Malemba was an old man, and grizzled. He wore the ring, as well he might, for his trade was a profitable one, and he had wives and cattle galore. He had made assegais for the fighting men of Dingana and Mpande and Cetywayo, and as a skilled craftsman his repute was great. In those days his remuneration had been rendered in cattle or other kind, now it was in hard English money, and nothing else would satisfy him.
Such blades he turned out, such splendid blades, keen as razors, the fluting in perfect symmetry—broad blades for close quarter, stabbing purposes; long, tapering ones, which would bring down a buck at forty yards if well thrown, or an enemy at the same distance. Why, Dingana had commanded them more than once, indeed when a more powerful but less skilful rival had sought his destruction that king had ordered the death of that rival instead. Cetywayo had even more keenly appreciated his skilful craftsmanship, so that Malemba might safely have put up a notice over his primitive forge: “Assegai-forger to the Royal Family.”
His son, Umjozo, did the stick-making; and the binding of the blades, and the plaiting of the raw hide which should secure these within their hafts to last for all time, was a work of art in itself. By and by Birmingham-forged blades were imported, surreptitiously, by the traders; but the assegai turned out by old Malemba and his son never fell in reputation.

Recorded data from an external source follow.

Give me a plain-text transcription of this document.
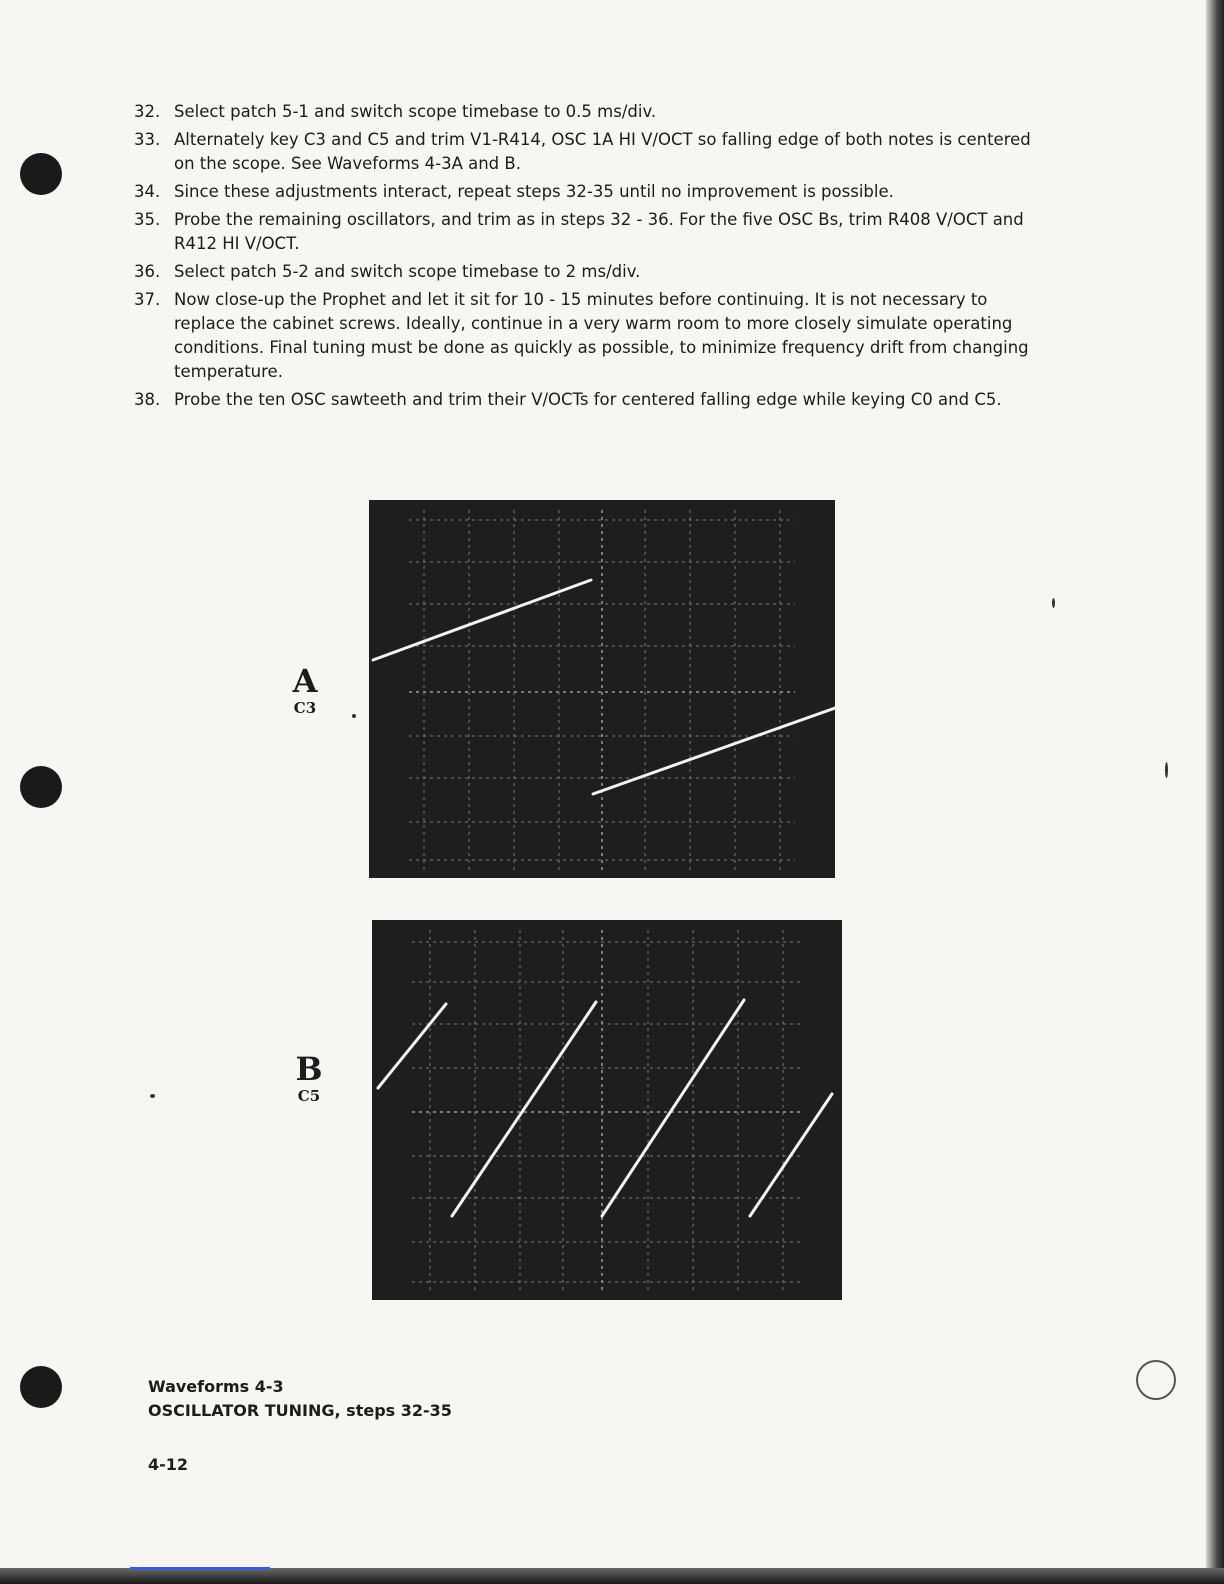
32. Select patch 5-1 and switch scope timebase to 0.5 ms/div.
33. Alternately key C3 and C5 and trim V1-R414, OSC 1A HI V/OCT so falling edge of both notes is centered on the scope. See Waveforms 4-3A and B.
34. Since these adjustments interact, repeat steps 32-35 until no improvement is possible.
35. Probe the remaining oscillators, and trim as in steps 32 - 36. For the five OSC Bs, trim R408 V/OCT and R412 HI V/OCT.
36. Select patch 5-2 and switch scope timebase to 2 ms/div.
37. Now close-up the Prophet and let it sit for 10 - 15 minutes before continuing. It is not necessary to replace the cabinet screws. Ideally, continue in a very warm room to more closely simulate operating conditions. Final tuning must be done as quickly as possible, to minimize frequency drift from changing temperature.
38. Probe the ten OSC sawteeth and trim their V/OCTs for centered falling edge while keying C0 and C5.
A
C3
B
C5
Waveforms 4-3
OSCILLATOR TUNING, steps 32-35
4-12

It was to the imported article as the production of a crack firm of gun-makers would be to the cheap gun purchasable at six or seven pounds in an ironmonger’s shop. And yet it was forged mostly out of old scrap iron—cask-hoops, nuts, bolts, anything thrown away by the roadside, but carefully collected.
For years Malemba’s trade had been in abeyance, if not practically extinct. There had been occasional rumours which threatened to call it forth again, but nothing had come of them. Well, it didn’t matter. He was a rich man, in short, a successful manufacturer who had made his pile and could afford to retire. And yet—and yet—the hard English money flowed into the country, and it represented everything that should render a man’s declining years comfortable and pleasant; and further, Malemba loved his craft, and took an artist’s pride in it; wherefore even his prosperity left something further to wish for.
Then sporadic rumours began to creep about, and the atmosphere became charged. In the midst of which Malemba was sent for by a powerful chief, and offered such tempting inducements that he decided to open his forge again. And that chief was Sapazani.
For Sapazani had wielded weapons of Malemba’s manufacture with his own hand, had wielded them to considerable purpose, too. He desired nothing so much as to wield them again.
Sapazani, the ultra-conservative, had no use for assegais fabricated across the seas. He knew the balance and the temper of the home-made article to a nicety, especially that made by Mklemba. Wherefore he sent his invitation to the latter, and lo! under the noses of the civil officials and the half-dozen police who represented or carried out law and order in the district, Malemba’s forge was set up, and turned out its score of assegais per diem. But the Lumisana district was a very wide, wild and, in parts, inaccessible tract, and in one of its most remote and inaccessible ranges was Malemba’s forge set up.
“Ah, my sons,” said the old man, as he paused in his work to take snuff, while his assistants were arranging their primitive bellows. “Ah, my sons, I fear me that what I do is useless. What are these poor weapons beside the thunder and lightning wherewith the Amangisi and the Amabuna poured death upon each other from distances further than a man can see? How then will ye get near enough to use these?”
“But, my father,” answered one of the spectators, “what if the izanusi put múti upon us which render the white man’s bullets of no avail?”
The old man chuckled, and his face crinkled up.